Ekonomi Thailand Kritis, Ada Apa?
Jakarta, CNBC Indonesia - Ekonomi Thailand disebut sedang berada dalam "situasi kritis". Bahkan langkah-langkah stimulus mendesak dilakukan termasuk potensi penurunan suku bunga.
Hal ini dikatakan pejabat dari kantor perdana menteri (PM) Thailand, Senin waktu setempat. Negara yang kini dipimipin PM Srettha Thavisin, yang mengambil alih kekuasaan pada Agustus lalu, memang tengah berupaya untuk menghidupkan kembali perekonomian terbesar kedua di Asia Tenggara tersebut, yang telah menderita akibat lemahnya ekspor dan pemulihan yang lambat dari pandemi Covid-19 dibandingkan dengan negara-negara lain di kawasan.

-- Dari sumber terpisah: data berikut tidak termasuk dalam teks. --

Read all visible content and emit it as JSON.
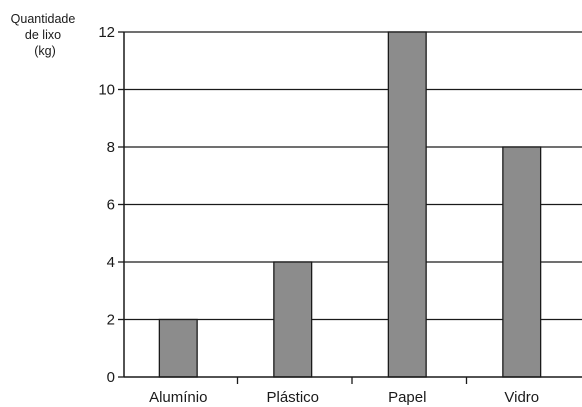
{
  "chart_data": {
    "type": "bar",
    "categories": [
      "Alumínio",
      "Plástico",
      "Papel",
      "Vidro"
    ],
    "values": [
      2,
      4,
      12,
      8
    ],
    "title": "",
    "xlabel": "",
    "ylabel_lines": [
      "Quantidade",
      "de lixo",
      "(kg)"
    ],
    "ylim": [
      0,
      12
    ],
    "yticks": [
      0,
      2,
      4,
      6,
      8,
      10,
      12
    ],
    "grid": true,
    "bar_color": "#8c8c8c",
    "edge_color": "#1a1a1a"
  }
}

"Angka menunjukkan kita tidak berada dalam kondisi yang baik," kata kepala staf perdana menteri, Prommin Lertsuridej, dikutip dari Reuters, Selasa (45/3/2024).
Ia menguraikan serangkaian tantangan yang dihadapi negeri itu. Mulai dari rendahnya pemanfaatan kapasitas industri hingga membengkaknya utang rumah tangga.

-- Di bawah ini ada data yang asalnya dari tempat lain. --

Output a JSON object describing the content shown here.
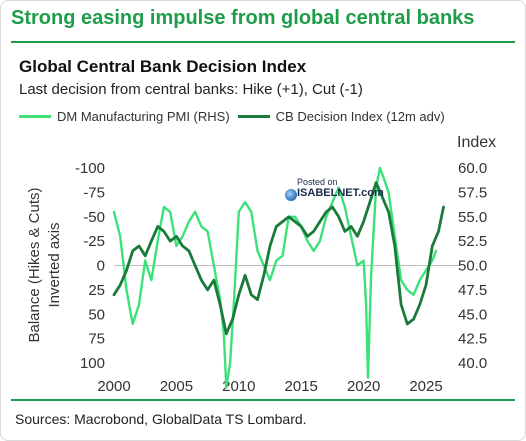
{
  "header": {
    "title": "Strong easing impulse from global central banks"
  },
  "footer": {
    "source": "Sources: Macrobond, GlobalData TS Lombard."
  },
  "watermark": {
    "line1": "Posted on",
    "line2": "ISABELNET.com",
    "icon": "globe-icon"
  },
  "colors": {
    "accent": "#1f9d4a",
    "pmi": "#3ee07a",
    "cb": "#1a7a3a"
  },
  "chart_data": {
    "type": "line",
    "title": "Global Central Bank Decision Index",
    "subtitle": "Last decision from central banks: Hike (+1), Cut (-1)",
    "ylabel_left": "Balance (Hikes & Cuts)",
    "ylabel_left_note": "Inverted axis",
    "ylabel_right": "Index",
    "x_ticks": [
      "2000",
      "2005",
      "2010",
      "2015",
      "2020",
      "2025"
    ],
    "xlim": [
      2000,
      2027
    ],
    "left_ticks": [
      "-100",
      "-75",
      "-50",
      "-25",
      "0",
      "25",
      "50",
      "75",
      "100"
    ],
    "ylim_left": [
      -100,
      100
    ],
    "left_inverted": true,
    "right_ticks": [
      "60.0",
      "57.5",
      "55.0",
      "52.5",
      "50.0",
      "47.5",
      "45.0",
      "42.5",
      "40.0"
    ],
    "ylim_right": [
      40,
      60
    ],
    "grid": false,
    "zero_line": true,
    "legend_position": "top",
    "series": [
      {
        "name": "DM Manufacturing PMI (RHS)",
        "axis": "right",
        "x": [
          2000.0,
          2000.5,
          2001.0,
          2001.5,
          2002.0,
          2002.5,
          2003.0,
          2003.5,
          2004.0,
          2004.5,
          2005.0,
          2005.5,
          2006.0,
          2006.5,
          2007.0,
          2007.5,
          2008.0,
          2008.5,
          2008.8,
          2009.0,
          2009.3,
          2009.6,
          2010.0,
          2010.5,
          2011.0,
          2011.5,
          2012.0,
          2012.5,
          2013.0,
          2013.5,
          2014.0,
          2014.5,
          2015.0,
          2015.5,
          2016.0,
          2016.5,
          2017.0,
          2017.5,
          2018.0,
          2018.5,
          2019.0,
          2019.5,
          2020.0,
          2020.2,
          2020.35,
          2020.6,
          2021.0,
          2021.3,
          2021.6,
          2022.0,
          2022.5,
          2023.0,
          2023.5,
          2024.0,
          2024.5,
          2025.0,
          2025.5,
          2025.8
        ],
        "values": [
          55.5,
          53.0,
          47.5,
          44.0,
          46.0,
          50.5,
          48.5,
          52.5,
          56.0,
          55.5,
          52.0,
          53.0,
          54.5,
          55.5,
          54.0,
          53.5,
          50.0,
          46.5,
          43.0,
          37.5,
          40.0,
          46.0,
          55.5,
          56.5,
          55.5,
          51.5,
          50.0,
          48.5,
          50.5,
          51.0,
          55.0,
          55.0,
          54.0,
          52.5,
          51.5,
          52.5,
          55.0,
          56.5,
          58.0,
          56.0,
          53.0,
          50.0,
          50.5,
          46.0,
          38.5,
          49.0,
          58.0,
          60.0,
          59.0,
          57.5,
          53.0,
          48.5,
          47.5,
          47.0,
          48.5,
          49.5,
          50.5,
          51.5
        ]
      },
      {
        "name": "CB Decision Index (12m adv)",
        "axis": "left",
        "x": [
          2000.0,
          2000.5,
          2001.0,
          2001.5,
          2002.0,
          2002.5,
          2003.0,
          2003.5,
          2004.0,
          2004.5,
          2005.0,
          2005.5,
          2006.0,
          2006.5,
          2007.0,
          2007.5,
          2008.0,
          2008.5,
          2009.0,
          2009.5,
          2010.0,
          2010.5,
          2011.0,
          2011.5,
          2012.0,
          2012.5,
          2013.0,
          2013.5,
          2014.0,
          2014.5,
          2015.0,
          2015.5,
          2016.0,
          2016.5,
          2017.0,
          2017.5,
          2018.0,
          2018.5,
          2019.0,
          2019.5,
          2020.0,
          2020.5,
          2021.0,
          2021.5,
          2022.0,
          2022.5,
          2023.0,
          2023.5,
          2024.0,
          2024.5,
          2025.0,
          2025.5,
          2026.0,
          2026.4
        ],
        "values": [
          30,
          20,
          5,
          -15,
          -20,
          -10,
          -25,
          -40,
          -35,
          -25,
          -30,
          -20,
          -15,
          0,
          15,
          25,
          15,
          40,
          70,
          55,
          30,
          10,
          30,
          35,
          10,
          -20,
          -40,
          -45,
          -50,
          -45,
          -40,
          -30,
          -35,
          -45,
          -55,
          -60,
          -50,
          -35,
          -40,
          -30,
          -45,
          -65,
          -85,
          -70,
          -55,
          -20,
          40,
          60,
          55,
          40,
          20,
          -20,
          -35,
          -60
        ]
      }
    ]
  }
}
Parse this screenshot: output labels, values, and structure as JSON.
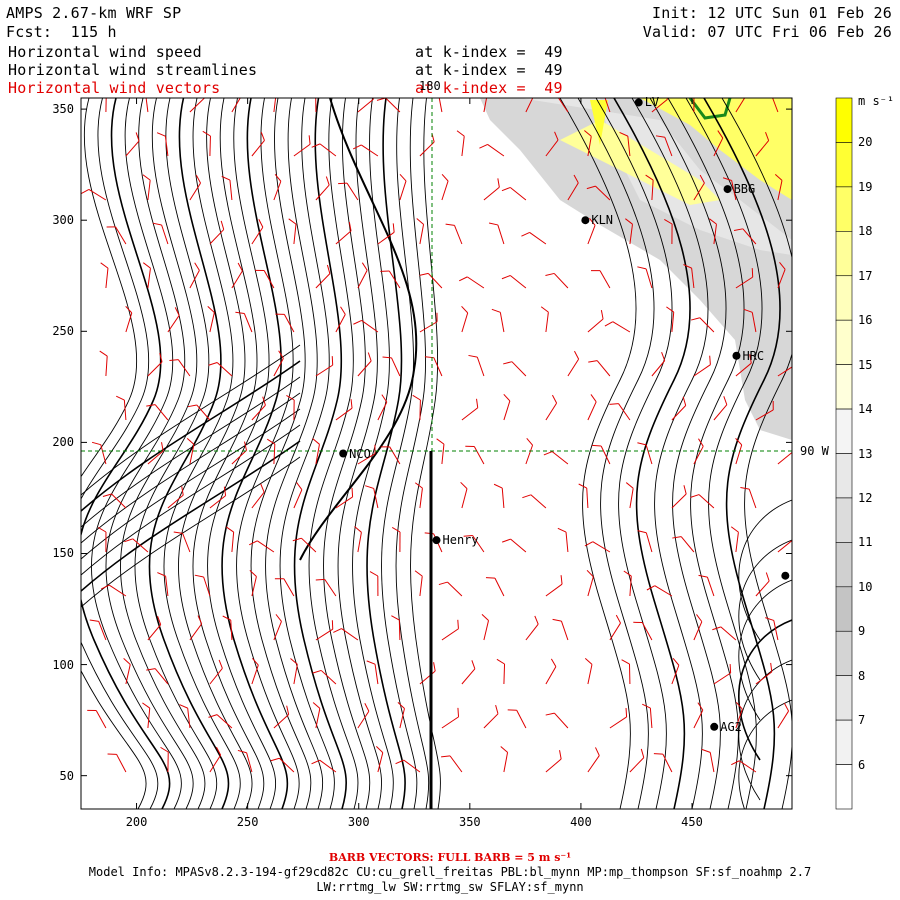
{
  "header": {
    "model_name": "AMPS 2.67-km WRF SP",
    "forecast": "Fcst:  115 h",
    "init": "Init: 12 UTC Sun 01 Feb 26",
    "valid": "Valid: 07 UTC Fri 06 Feb 26"
  },
  "fields": [
    {
      "label": "Horizontal wind speed",
      "level": "at k-index =  49",
      "color": "#000000"
    },
    {
      "label": "Horizontal wind streamlines",
      "level": "at k-index =  49",
      "color": "#000000"
    },
    {
      "label": "Horizontal wind vectors",
      "level": "at k-index =  49",
      "color": "#e00000"
    }
  ],
  "map": {
    "x_ticks": [
      "200",
      "250",
      "300",
      "350",
      "400",
      "450"
    ],
    "y_ticks": [
      "350",
      "300",
      "250",
      "200",
      "150",
      "100",
      "50"
    ],
    "meridian_label": "180",
    "parallel_label": "90 W",
    "stations": [
      {
        "name": "LV",
        "x": 426,
        "y": 353
      },
      {
        "name": "BBG",
        "x": 466,
        "y": 314
      },
      {
        "name": "KLN",
        "x": 402,
        "y": 300
      },
      {
        "name": "HRC",
        "x": 470,
        "y": 239
      },
      {
        "name": "NCO",
        "x": 293,
        "y": 195
      },
      {
        "name": "Henry",
        "x": 335,
        "y": 156
      },
      {
        "name": "AG2",
        "x": 460,
        "y": 72
      },
      {
        "name": "",
        "x": 492,
        "y": 140
      }
    ],
    "colors": {
      "vectors": "#e00000",
      "guides": "#008000",
      "coast": "#1a8a1a"
    }
  },
  "colorbar": {
    "units": "m s⁻¹",
    "labels": [
      "20",
      "19",
      "18",
      "17",
      "16",
      "15",
      "14",
      "13",
      "12",
      "11",
      "10",
      "9",
      "8",
      "7",
      "6"
    ],
    "colors": [
      "#ffff00",
      "#ffff33",
      "#ffff66",
      "#ffff99",
      "#ffffbb",
      "#ffffcc",
      "#ffffdd",
      "#f4f4f4",
      "#e8e8e8",
      "#dcdcdc",
      "#d0d0d0",
      "#c4c4c4",
      "#d4d4d4",
      "#e6e6e6",
      "#f2f2f2",
      "#ffffff"
    ]
  },
  "footer": {
    "barb_note": "BARB VECTORS: FULL BARB = 5 m s⁻¹",
    "model_info": "Model Info: MPASv8.2.3-194-gf29cd82c CU:cu_grell_freitas PBL:bl_mynn MP:mp_thompson SF:sf_noahmp 2.7",
    "model_info2": "LW:rrtmg_lw SW:rrtmg_sw SFLAY:sf_mynn"
  }
}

Prommin, seorang ahli strategi politik veteran, mengatakan ada ruang untuk menurunkan suku bunga. Ini, tegasnya, akan membantu rumah tangga yang kesulitan dengan memberikan lebih banyak uang ke tangan mereka.
"Meski pemerintah tidak akan melakukan intervensi dalam pengambilan keputusan bank sentral," katanya lagi.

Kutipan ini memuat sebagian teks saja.